Core dev on why new Memray memory profiler tracks both Python and native code

Core dev on why new Memray memory profiler tracks both Python and native code

Memray is a memory profiler for Python that analyses both Python and native code

Interview: A new open source memory profiler for Python looks set for rapid adoption. “Until now you never could have such a deep insight in how your app allocates memory. The tool is a must for any long-running services implemented with Python,” said Python core developer Yury Selivanov on Twitter.

Memray comes from the team at financial software and services company Bloomberg, which has 3,000 Python coders, having shifted in recent years towards open source software including Python and R.

Python is a slow language, though, so there is still plenty of native code whether custom code written in C++, or libraries like Pandas and NumPy where performance critical code is written in C.

Pablo Galindo is a software engineer at Bloomberg, who also serves on the Python Steering Council and is release manager for Python 3.11, expected in October.

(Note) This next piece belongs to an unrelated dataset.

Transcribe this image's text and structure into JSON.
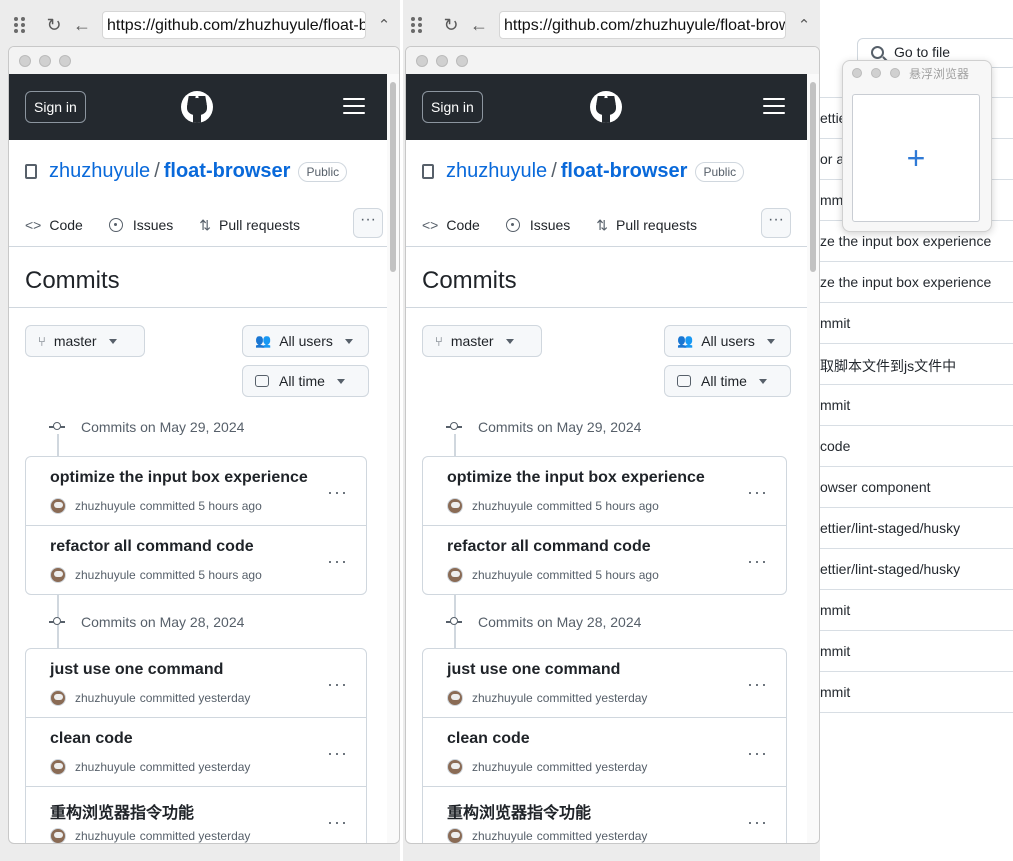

“Normally people don’t think that Python is good for things like real-time market data because we know that Python is not the fastest language by itself, but it doesn’t need to be. We tend to have a lot of C++ code running underneath and Python acts as the glue, orchestrating the thing,” he tells Dev Class.

Why create  a new memory profiler? “There are a lot of Python profilers,” Galindo adds, “but the problem is that most of these profilers don’t know about this C++ layer. They know about Python but they either ignore the existence of C and C++, or the most specialized ones can see something going on but they cannot tell you how it is happening, they only tell you about Python.

“Developers at Bloomberg came to us and said: ‘We need to optimize. Now it’s very easy to have a program that consumes like 10GB of RAM and we need to understand where this is coming from and we cannot, because everything that exists right now ignores this thing or cannot show us what we need’.”

Why not just use a native code profiler rather than one for Python? “Then you have the reverse problem,” says Galindo. “You say to the profiler, ‘OK show me where I am.’ And it’s going to show you a bunch of C internals.

“If you are a person on the core team, you understand, because you know how Python is made – but for a Python developer that means nothing. What is my Python function? What is going on?”

A native profiler “doesn’t understand what’s going on in the VM, the VM being the Python interpreter (not a virtual machine in the normal sense),” says Galindo. “Python itself is like an abstraction, the only thing that runs is the compiled code and what people perceive as Python is just data in the C program that is the interpreter.”

Developing Memray was challenging, Galindo tells us, because “you’re bridging two difficult worlds and we also wanted some constraints, we wanted it to be fast, to be flexible, and to be very easy to use.”

Why is tracking memory so important for performance? “Most of the time memory and speed is two streams of the equation, normally you sacrifice memory to make the speed, caching is one example,” Galindo says. He is working with the Microsoft-sponsored faster CPython project, and notes that “one of the things we’re doing for 3.11 is making the interpreter faster but also it’s going to use a bit more memory, just a bit. Most optimizations have some kind of cost of memory.”

A problem, he says, is that developers who care about performance use more memory to solve the problem but may not understand the cost of allocating and freeing memory because “people treat them as a black box … allocating memory actually costs time.

“The other day we had a user who came to us with a big problem. ‘I’m doing this thing, it’s very slow, I’m using all the tools in the world, and I can’t understand what’s going on.’ We used Memray and we found out that they have a big cache, and they were just freeing it at some point, but in C++ in freeing the cache it needs to visit every single node so it’s actually traversing a tree and that is super slow, and they were doing [this] in a loop. They would never know, how is freeing that cache the slow operation? That was an example of how these things can be useful.”

Galindo also mentions a CPython memory leak issue that was fixed last year, noting at the time that “this could have been a nightmare to track down since the leak happens in very old code that is quite complex but funny enough, I tracked this super efficiently with the memory profiler that allows to track Python and C at the same time I am building at work with my team.”

There are a few points to note about Memray. It works well irrespective of the language used on the native side, whether C++ or Rust or other languages, Galindo says. It is also Linux only.

“This is the price of being fast and super low-level, you are binding a lot to the platform,” he adds. “There is a lot of linker knowledge and compiler knowledge and this is platform-specific. It is not architecture-specific so it runs on Arm64.”

That said, Windows users can use WSL (Windows Subsystem for Linux) and on macOS, Docker. “I develop Memray on a Mac. I use Docker,” Galindo reveals.